No les di tiempo de reaccionar, pues apenas medio minuto después, me vieron correr en sentido contrario, con expresión de susto y todo el cabello alborotado. En el suelo del comedor, muy cerca de un tomacorriente, mi padre encontró un destornillador. Fue muy fácil deducir lo que había ocurrido.

Fue inevitable. Las amonestaciones parentales no habían hecho mella en mi curiosidad. Tuve suerte de que la herramienta tuviera buen aislamiento, pues la descarga me pudo matar.

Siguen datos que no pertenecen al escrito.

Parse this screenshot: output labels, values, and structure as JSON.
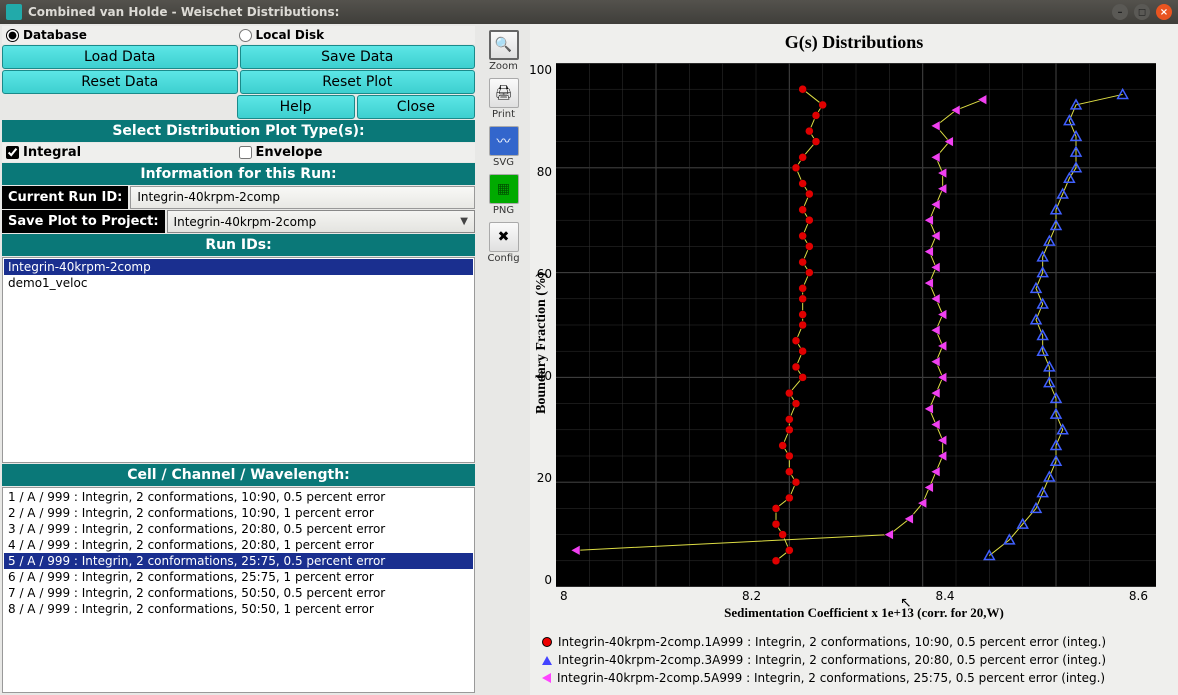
{
  "window": {
    "title": "Combined van Holde - Weischet Distributions:"
  },
  "source": {
    "database": "Database",
    "local_disk": "Local Disk"
  },
  "buttons": {
    "load": "Load Data",
    "save": "Save Data",
    "reset_data": "Reset Data",
    "reset_plot": "Reset Plot",
    "help": "Help",
    "close": "Close"
  },
  "sections": {
    "plot_types": "Select Distribution Plot Type(s):",
    "info": "Information for this Run:",
    "run_ids": "Run IDs:",
    "ccw": "Cell / Channel / Wavelength:"
  },
  "plot_type": {
    "integral": "Integral",
    "envelope": "Envelope"
  },
  "info_labels": {
    "current_run": "Current Run ID:",
    "save_plot": "Save Plot to Project:"
  },
  "current_run_id": "Integrin-40krpm-2comp",
  "save_plot_project": "Integrin-40krpm-2comp",
  "run_ids": [
    "Integrin-40krpm-2comp",
    "demo1_veloc"
  ],
  "run_ids_selected": 0,
  "ccw_items": [
    "1 / A / 999 : Integrin, 2 conformations, 10:90, 0.5 percent error",
    "2 / A / 999 : Integrin, 2 conformations, 10:90, 1 percent error",
    "3 / A / 999 : Integrin, 2 conformations, 20:80, 0.5 percent error",
    "4 / A / 999 : Integrin, 2 conformations, 20:80, 1 percent error",
    "5 / A / 999 : Integrin, 2 conformations, 25:75, 0.5 percent error",
    "6 / A / 999 : Integrin, 2 conformations, 25:75, 1 percent error",
    "7 / A / 999 : Integrin, 2 conformations, 50:50, 0.5 percent error",
    "8 / A / 999 : Integrin, 2 conformations, 50:50, 1 percent error"
  ],
  "ccw_selected": 4,
  "tools": {
    "zoom": "Zoom",
    "print": "Print",
    "svg": "SVG",
    "png": "PNG",
    "config": "Config"
  },
  "chart_data": {
    "type": "scatter",
    "title": "G(s) Distributions",
    "xlabel": "Sedimentation Coefficient x 1e+13 (corr. for 20,W)",
    "ylabel": "Boundary Fraction (%)",
    "xlim": [
      7.85,
      8.75
    ],
    "ylim": [
      0,
      100
    ],
    "xticks": [
      8.0,
      8.2,
      8.4,
      8.6
    ],
    "yticks": [
      0,
      20,
      40,
      60,
      80,
      100
    ],
    "series": [
      {
        "name": "Integrin-40krpm-2comp.1A999 : Integrin, 2 conformations, 10:90, 0.5 percent error (integ.)",
        "marker": "circle",
        "color": "#e00000",
        "points": [
          [
            8.18,
            5
          ],
          [
            8.2,
            7
          ],
          [
            8.19,
            10
          ],
          [
            8.18,
            12
          ],
          [
            8.18,
            15
          ],
          [
            8.2,
            17
          ],
          [
            8.21,
            20
          ],
          [
            8.2,
            22
          ],
          [
            8.2,
            25
          ],
          [
            8.19,
            27
          ],
          [
            8.2,
            30
          ],
          [
            8.2,
            32
          ],
          [
            8.21,
            35
          ],
          [
            8.2,
            37
          ],
          [
            8.22,
            40
          ],
          [
            8.21,
            42
          ],
          [
            8.22,
            45
          ],
          [
            8.21,
            47
          ],
          [
            8.22,
            50
          ],
          [
            8.22,
            52
          ],
          [
            8.22,
            55
          ],
          [
            8.22,
            57
          ],
          [
            8.23,
            60
          ],
          [
            8.22,
            62
          ],
          [
            8.23,
            65
          ],
          [
            8.22,
            67
          ],
          [
            8.23,
            70
          ],
          [
            8.22,
            72
          ],
          [
            8.23,
            75
          ],
          [
            8.22,
            77
          ],
          [
            8.21,
            80
          ],
          [
            8.22,
            82
          ],
          [
            8.24,
            85
          ],
          [
            8.23,
            87
          ],
          [
            8.24,
            90
          ],
          [
            8.25,
            92
          ],
          [
            8.22,
            95
          ]
        ]
      },
      {
        "name": "Integrin-40krpm-2comp.3A999 : Integrin, 2 conformations, 20:80, 0.5 percent error (integ.)",
        "marker": "tri-up",
        "color": "#4060ff",
        "points": [
          [
            8.5,
            6
          ],
          [
            8.53,
            9
          ],
          [
            8.55,
            12
          ],
          [
            8.57,
            15
          ],
          [
            8.58,
            18
          ],
          [
            8.59,
            21
          ],
          [
            8.6,
            24
          ],
          [
            8.6,
            27
          ],
          [
            8.61,
            30
          ],
          [
            8.6,
            33
          ],
          [
            8.6,
            36
          ],
          [
            8.59,
            39
          ],
          [
            8.59,
            42
          ],
          [
            8.58,
            45
          ],
          [
            8.58,
            48
          ],
          [
            8.57,
            51
          ],
          [
            8.58,
            54
          ],
          [
            8.57,
            57
          ],
          [
            8.58,
            60
          ],
          [
            8.58,
            63
          ],
          [
            8.59,
            66
          ],
          [
            8.6,
            69
          ],
          [
            8.6,
            72
          ],
          [
            8.61,
            75
          ],
          [
            8.62,
            78
          ],
          [
            8.63,
            80
          ],
          [
            8.63,
            83
          ],
          [
            8.63,
            86
          ],
          [
            8.62,
            89
          ],
          [
            8.63,
            92
          ],
          [
            8.7,
            94
          ]
        ]
      },
      {
        "name": "Integrin-40krpm-2comp.5A999 : Integrin, 2 conformations, 25:75, 0.5 percent error (integ.)",
        "marker": "tri-left",
        "color": "#f040f0",
        "points": [
          [
            7.88,
            7
          ],
          [
            8.35,
            10
          ],
          [
            8.38,
            13
          ],
          [
            8.4,
            16
          ],
          [
            8.41,
            19
          ],
          [
            8.42,
            22
          ],
          [
            8.43,
            25
          ],
          [
            8.43,
            28
          ],
          [
            8.42,
            31
          ],
          [
            8.41,
            34
          ],
          [
            8.42,
            37
          ],
          [
            8.43,
            40
          ],
          [
            8.42,
            43
          ],
          [
            8.43,
            46
          ],
          [
            8.42,
            49
          ],
          [
            8.43,
            52
          ],
          [
            8.42,
            55
          ],
          [
            8.41,
            58
          ],
          [
            8.42,
            61
          ],
          [
            8.41,
            64
          ],
          [
            8.42,
            67
          ],
          [
            8.41,
            70
          ],
          [
            8.42,
            73
          ],
          [
            8.43,
            76
          ],
          [
            8.43,
            79
          ],
          [
            8.42,
            82
          ],
          [
            8.44,
            85
          ],
          [
            8.42,
            88
          ],
          [
            8.45,
            91
          ],
          [
            8.49,
            93
          ]
        ]
      }
    ]
  }
}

Con seis años repetí el “experimento” en casa de un amiguito de la escuela. Nuevamente salvé el pellejo –debido a un rápido reflejo y mi buena estrella–, pero la pluma fuente de su papá quedó achicharrada. En descargo confieso que fue hasta entonces que supe lo que había hecho cuando era más pequeño.

Mi padre, noble de intenciones y diestro con las palabras, me recordaba el incidente cada vez que desafiaba sus consejos y acudía humilde a darle la razón. “Nadie aprende en cabeza ajena, hijo”, así me decía. Constaté desde entonces que la vocación de tropezar dos veces en la misma piedra no solo es connatural al género humano, sino que puede venir potenciada en los genes de algunos de nosotros.

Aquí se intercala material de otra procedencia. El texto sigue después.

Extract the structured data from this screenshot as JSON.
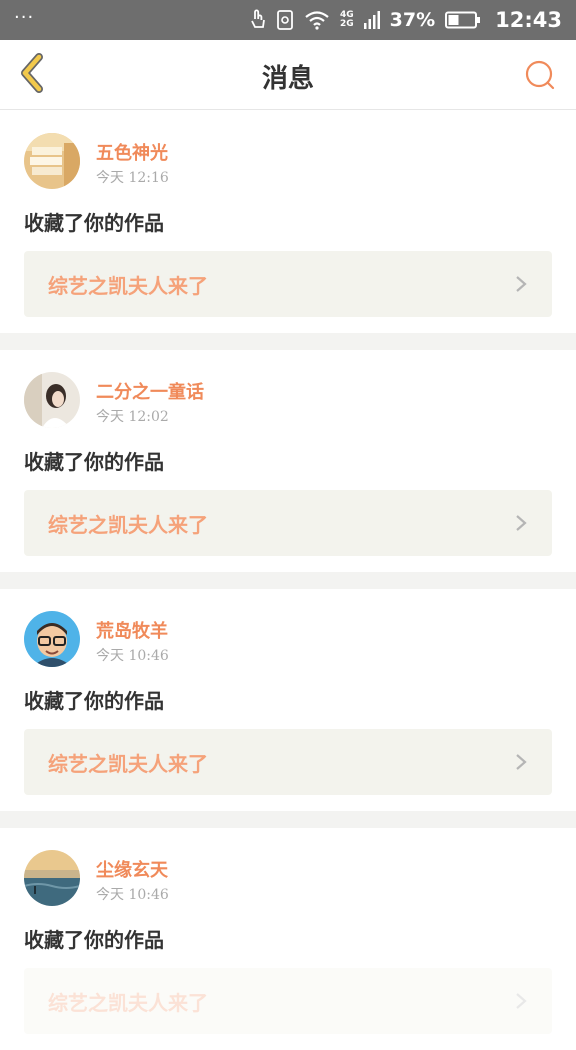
{
  "status_bar": {
    "dots": "···",
    "network_top": "4G",
    "network_bottom": "2G",
    "battery_percent": "37%",
    "time": "12:43"
  },
  "header": {
    "title": "消息",
    "back_icon": "chevron-left-icon",
    "search_icon": "search-icon"
  },
  "colors": {
    "accent": "#f08a5a",
    "back_arrow": "#f2c94c",
    "link_bg": "#f3f3ed"
  },
  "messages": [
    {
      "name": "五色神光",
      "time": "今天 12:16",
      "action": "收藏了你的作品",
      "work": "综艺之凯夫人来了"
    },
    {
      "name": "二分之一童话",
      "time": "今天 12:02",
      "action": "收藏了你的作品",
      "work": "综艺之凯夫人来了"
    },
    {
      "name": "荒岛牧羊",
      "time": "今天 10:46",
      "action": "收藏了你的作品",
      "work": "综艺之凯夫人来了"
    },
    {
      "name": "尘缘玄天",
      "time": "今天 10:46",
      "action": "收藏了你的作品",
      "work": "综艺之凯夫人来了"
    }
  ]
}
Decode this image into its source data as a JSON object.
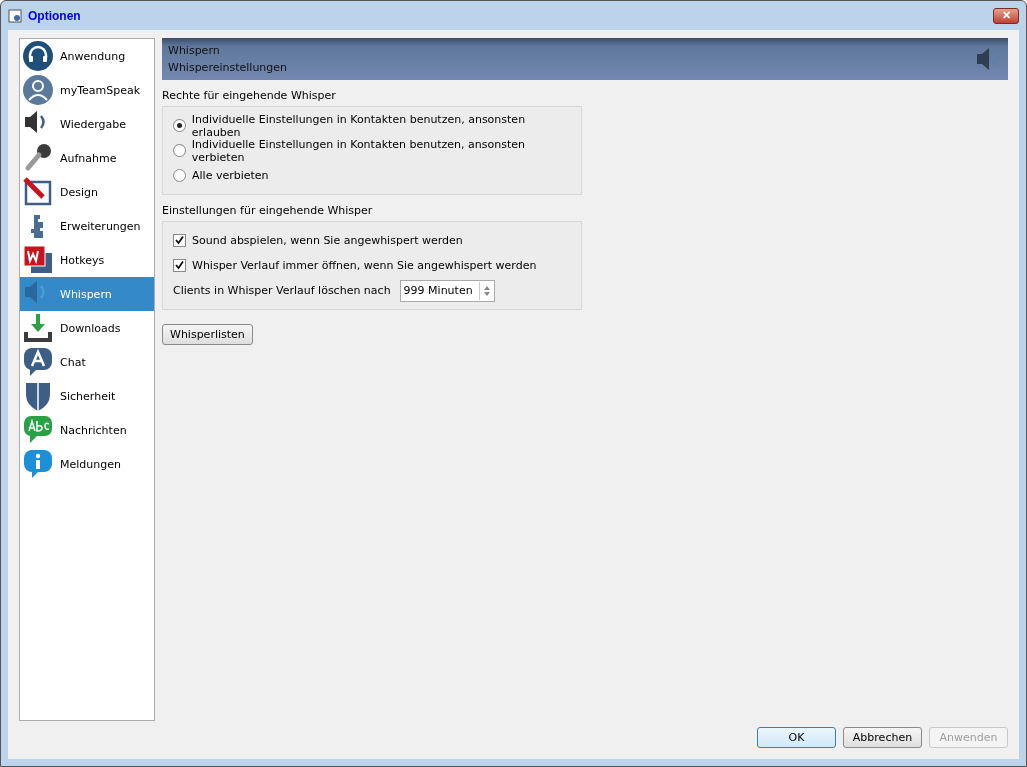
{
  "window": {
    "title": "Optionen",
    "close_label": "✕"
  },
  "sidebar": {
    "items": [
      {
        "label": "Anwendung",
        "selected": false
      },
      {
        "label": "myTeamSpeak",
        "selected": false
      },
      {
        "label": "Wiedergabe",
        "selected": false
      },
      {
        "label": "Aufnahme",
        "selected": false
      },
      {
        "label": "Design",
        "selected": false
      },
      {
        "label": "Erweiterungen",
        "selected": false
      },
      {
        "label": "Hotkeys",
        "selected": false
      },
      {
        "label": "Whispern",
        "selected": true
      },
      {
        "label": "Downloads",
        "selected": false
      },
      {
        "label": "Chat",
        "selected": false
      },
      {
        "label": "Sicherheit",
        "selected": false
      },
      {
        "label": "Nachrichten",
        "selected": false
      },
      {
        "label": "Meldungen",
        "selected": false
      }
    ]
  },
  "header": {
    "title": "Whispern",
    "subtitle": "Whispereinstellungen"
  },
  "rights_group": {
    "label": "Rechte für eingehende Whisper",
    "options": [
      {
        "label": "Individuelle Einstellungen in Kontakten benutzen, ansonsten erlauben",
        "selected": true
      },
      {
        "label": "Individuelle Einstellungen in Kontakten benutzen, ansonsten verbieten",
        "selected": false
      },
      {
        "label": "Alle verbieten",
        "selected": false
      }
    ]
  },
  "settings_group": {
    "label": "Einstellungen für eingehende Whisper",
    "checkboxes": [
      {
        "label": "Sound abspielen, wenn Sie angewhispert werden",
        "checked": true
      },
      {
        "label": "Whisper Verlauf immer öffnen, wenn Sie angewhispert werden",
        "checked": true
      }
    ],
    "spin_label": "Clients in Whisper Verlauf löschen nach",
    "spin_value": "999 Minuten"
  },
  "whisperlist_button": "Whisperlisten",
  "buttons": [
    {
      "label": "OK",
      "default": true,
      "disabled": false
    },
    {
      "label": "Abbrechen",
      "default": false,
      "disabled": false
    },
    {
      "label": "Anwenden",
      "default": false,
      "disabled": true
    }
  ]
}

Veamos a qué nos referimos: algunas naciones sufren de nueva cuenta algunas penurias porque algunos de sus hijos reinciden en yerros de su pasado que bien pudieron evitar si lo conocieran mejor. Cicerón afirmaba que “aquellos pueblos que olvidan su historia están condenados a repetirla”.

1902, 1923 y 1954-1956. En cada uno de esos años, el país vivió crisis políticas. Más allá de las diferencias de forma, de los distintos personajes involucrados (Bonillas, Arias, Soto, Carías, López Gutiérrez, Lozano, Villeda, Williams) y de los artificios de negociación (vía capitán de crucero o agente plenipotenciario septentrional), podemos encontrar similitudes de fondo en cada una de estos episodios de los anales de la historia nacional. Los rasgos comunes eran los marcos constitucionales insuficientes e inapropiados para hacer frente a coyunturas políticas nuevas; la división actual o reciente de las principales organizaciones políticas nacionales, con liderazgos múltiples, todos con importante apoyo popular, pero insuficiente para lograr mayorías que permitieran conformar gobiernos estables; la incapacidad o falta de interés de los liderazgos en reconciliar diferencias y buscar consensos.

Hoy, la normativa constitucional y secundaria nacional lucen insuficientes para superar mutuas faltas de confianza entre nuestros políticos; han surgido expresiones de participación electoral con apoyos fluctuantes que hacen palidecer a más de uno, mientras prevalecen el cálculo y posiciones atrincheradas aquí, acá y acullá.

Leyendo los libros de Historia puede saberse cómo se solventaron las crisis políticas mencionadas y se garantizó algo de gobernabilidad. Para mayor referencia consúltense los años 1906, 1924 y 1957.